Perkataan Ibnu Abbas (menceritakan perkataan setan), “Dan berilah nama dengan nama-nama mereka.” Maksudnya, buatlah patung di majelis-majelis mereka dan katakan, “Yang ini Wadd, yang-ini Suwa’, yang ini Yaghuts, yang ini Ya’uq dan yang ini Nasr, agar jika kalian melihat mereka, kalian mengingat ibadah mereka sehingga timbul semangat dalam diri kalian untuk mengikuti ibadah mereka.”

Seperti itulah setan menghiasi perbuatan mereka. Ini adalah tipuan dan bisikan setan seperti yang dikatakan kepada Adam:

هَلْ اَدُلُّكَ عَلٰى شَجَرَةِ الْخُلْدِ وَمُلْكٍ لَّا يَبْلٰى

Maukah aku tunjukkan kepada kalian pohon keabadian (khuldi) dan kerajaan yang tidak akan binasa?” (QS Thaha: 120)

Ketika seseorang hanya mengingat ibadah kepada Allah ketika melihat patung mereka ini, berarti ibadah orang itu tidak sempurna atau bahkan tidak ada sama sekali.

Perkataan Ibnu Abbas, “Mereka melakukannya, dan (patung-patung) itu (awalnya) tidak disembah.” Ibnu Abbas menyebutkan bahwa rentang waktu antara Adam dan Nuh terpaut sepuluh abad.

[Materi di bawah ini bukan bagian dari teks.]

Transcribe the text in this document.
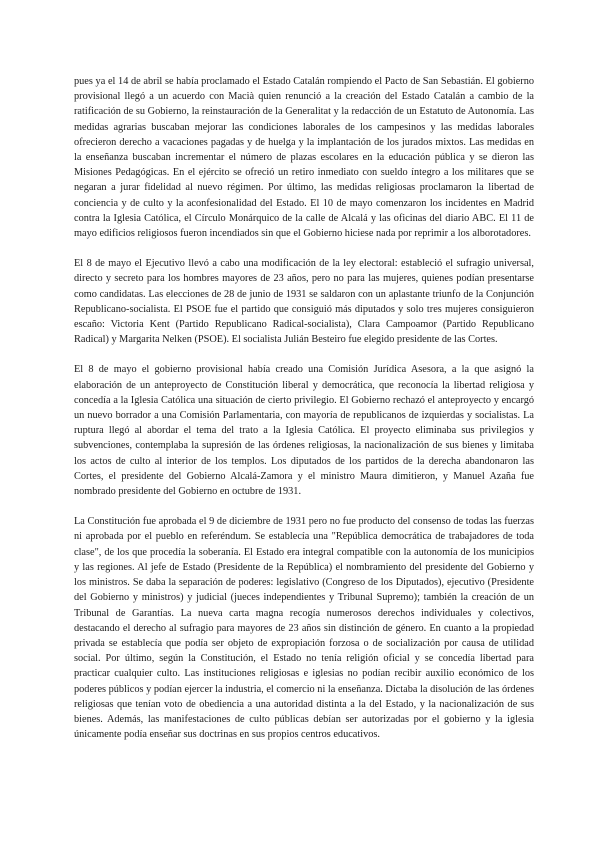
pues ya el 14 de abril se había proclamado el Estado Catalán rompiendo el Pacto de San Sebastián. El gobierno provisional llegó a un acuerdo con Macià quien renunció a la creación del Estado Catalán a cambio de la ratificación de su Gobierno, la reinstauración de la Generalitat y la redacción de un Estatuto de Autonomía. Las medidas agrarias buscaban mejorar las condiciones laborales de los campesinos y las medidas laborales ofrecieron derecho a vacaciones pagadas y de huelga y la implantación de los jurados mixtos. Las medidas en la enseñanza buscaban incrementar el número de plazas escolares en la educación pública y se dieron las Misiones Pedagógicas. En el ejército se ofreció un retiro inmediato con sueldo íntegro a los militares que se negaran a jurar fidelidad al nuevo régimen. Por último, las medidas religiosas proclamaron la libertad de conciencia y de culto y la aconfesionalidad del Estado. El 10 de mayo comenzaron los incidentes en Madrid contra la Iglesia Católica, el Círculo Monárquico de la calle de Alcalá y las oficinas del diario ABC. El 11 de mayo edificios religiosos fueron incendiados sin que el Gobierno hiciese nada por reprimir a los alborotadores.

El 8 de mayo el Ejecutivo llevó a cabo una modificación de la ley electoral: estableció el sufragio universal, directo y secreto para los hombres mayores de 23 años, pero no para las mujeres, quienes podían presentarse como candidatas. Las elecciones de 28 de junio de 1931 se saldaron con un aplastante triunfo de la Conjunción Republicano-socialista. El PSOE fue el partido que consiguió más diputados y solo tres mujeres consiguieron escaño: Victoria Kent (Partido Republicano Radical-socialista), Clara Campoamor (Partido Republicano Radical) y Margarita Nelken (PSOE). El socialista Julián Besteiro fue elegido presidente de las Cortes.

El 8 de mayo el gobierno provisional había creado una Comisión Jurídica Asesora, a la que asignó la elaboración de un anteproyecto de Constitución liberal y democrática, que reconocía la libertad religiosa y concedía a la Iglesia Católica una situación de cierto privilegio. El Gobierno rechazó el anteproyecto y encargó un nuevo borrador a una Comisión Parlamentaria, con mayoría de republicanos de izquierdas y socialistas. La ruptura llegó al abordar el tema del trato a la Iglesia Católica. El proyecto eliminaba sus privilegios y subvenciones, contemplaba la supresión de las órdenes religiosas, la nacionalización de sus bienes y limitaba los actos de culto al interior de los templos. Los diputados de los partidos de la derecha abandonaron las Cortes, el presidente del Gobierno Alcalá-Zamora y el ministro Maura dimitieron, y Manuel Azaña fue nombrado presidente del Gobierno en octubre de 1931.

La Constitución fue aprobada el 9 de diciembre de 1931 pero no fue producto del consenso de todas las fuerzas ni aprobada por el pueblo en referéndum. Se establecía una "República democrática de trabajadores de toda clase", de los que procedía la soberanía. El Estado era integral compatible con la autonomía de los municipios y las regiones. Al jefe de Estado (Presidente de la República) el nombramiento del presidente del Gobierno y los ministros. Se daba la separación de poderes: legislativo (Congreso de los Diputados), ejecutivo (Presidente del Gobierno y ministros) y judicial (jueces independientes y Tribunal Supremo); también la creación de un Tribunal de Garantías. La nueva carta magna recogía numerosos derechos individuales y colectivos, destacando el derecho al sufragio para mayores de 23 años sin distinción de género. En cuanto a la propiedad privada se establecía que podía ser objeto de expropiación forzosa o de socialización por causa de utilidad social. Por último, según la Constitución, el Estado no tenía religión oficial y se concedía libertad para practicar cualquier culto. Las instituciones religiosas e iglesias no podían recibir auxilio económico de los poderes públicos y podían ejercer la industria, el comercio ni la enseñanza. Dictaba la disolución de las órdenes religiosas que tenían voto de obediencia a una autoridad distinta a la del Estado, y la nacionalización de sus bienes. Además, las manifestaciones de culto públicas debían ser autorizadas por el gobierno y la iglesia únicamente podía enseñar sus doctrinas en sus propios centros educativos.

Satu abad setara dengan seratus tahun. Seiring perjalanan waktu yang lama, pertikaian dan perpecahan muncul di antara mereka, lalu Allah mengutus nabi-nabi, seperti yang Allah Ta’ala sampaikan dalam firman-Nya:

كَانَ النَّاسُ اُمَّةً وَّاحِدَةً ۗ فَبَعَثَ اللّٰهُ النَّبِيّٖنَ مُبَشِّرِيْنَ وَمُنْذِرِيْنَ ۖ وَاَنْزَلَ مَعَهُمُ الْكِتٰبَ بِالْحَقِّ لِيَحْكُمَ بَيْنَ النَّاسِ فِيْمَا اخْتَلَفُوْا فِيْهِ ۗ وَمَا اخْتَلَفَ فِيْهِ اِلَّا الَّذِيْنَ اُوْتُوْهُ مِنْۢ بَعْدِ مَا جَاۤءَتْهُمُ الْبَيِّنٰتُ بَغْيًا ۢ بَيْنَهُمْ ۚ فَهَدَى اللّٰهُ الَّذِيْنَ اٰمَنُوْا لِمَا اخْتَلَفُوْا فِيْهِ مِنَ الْحَقِّ بِاِذْنِهٖ ۗ وَاللّٰهُ يَهْدِيْ مَنْ يَّشَاۤءُ اِلٰى صِرَاطٍ مُّسْتَقِيْمٍ

Manusia itu (dahulunya) satu umat. Lalu Allah mengutus para nabi (untuk) menyampaikan kabar gembira dan peringatan. Dan diturunkan-Nya bersama mereka kitab yang mengandung kebenaran untuk memberi keputusan di antara manusia tentang perkara yang mereka perselisihkan. Dan yang berselisih hanyalah orang-orang yang telah diberi (kitab), setelah bukti-bukti yang nyata sampai kepada mereka, karena kedengkian di antara mereka sendiri. Maka dengan kehendak-Nya, Allah memberi petunjuk kepada mereka yang beriman tentang kebenaran yang mereka perselisihkan. Allah memberi petunjuk kepada siapa yang Dia kehendaki ke jalan yang lurus.” (QS al-Baqarah: 213)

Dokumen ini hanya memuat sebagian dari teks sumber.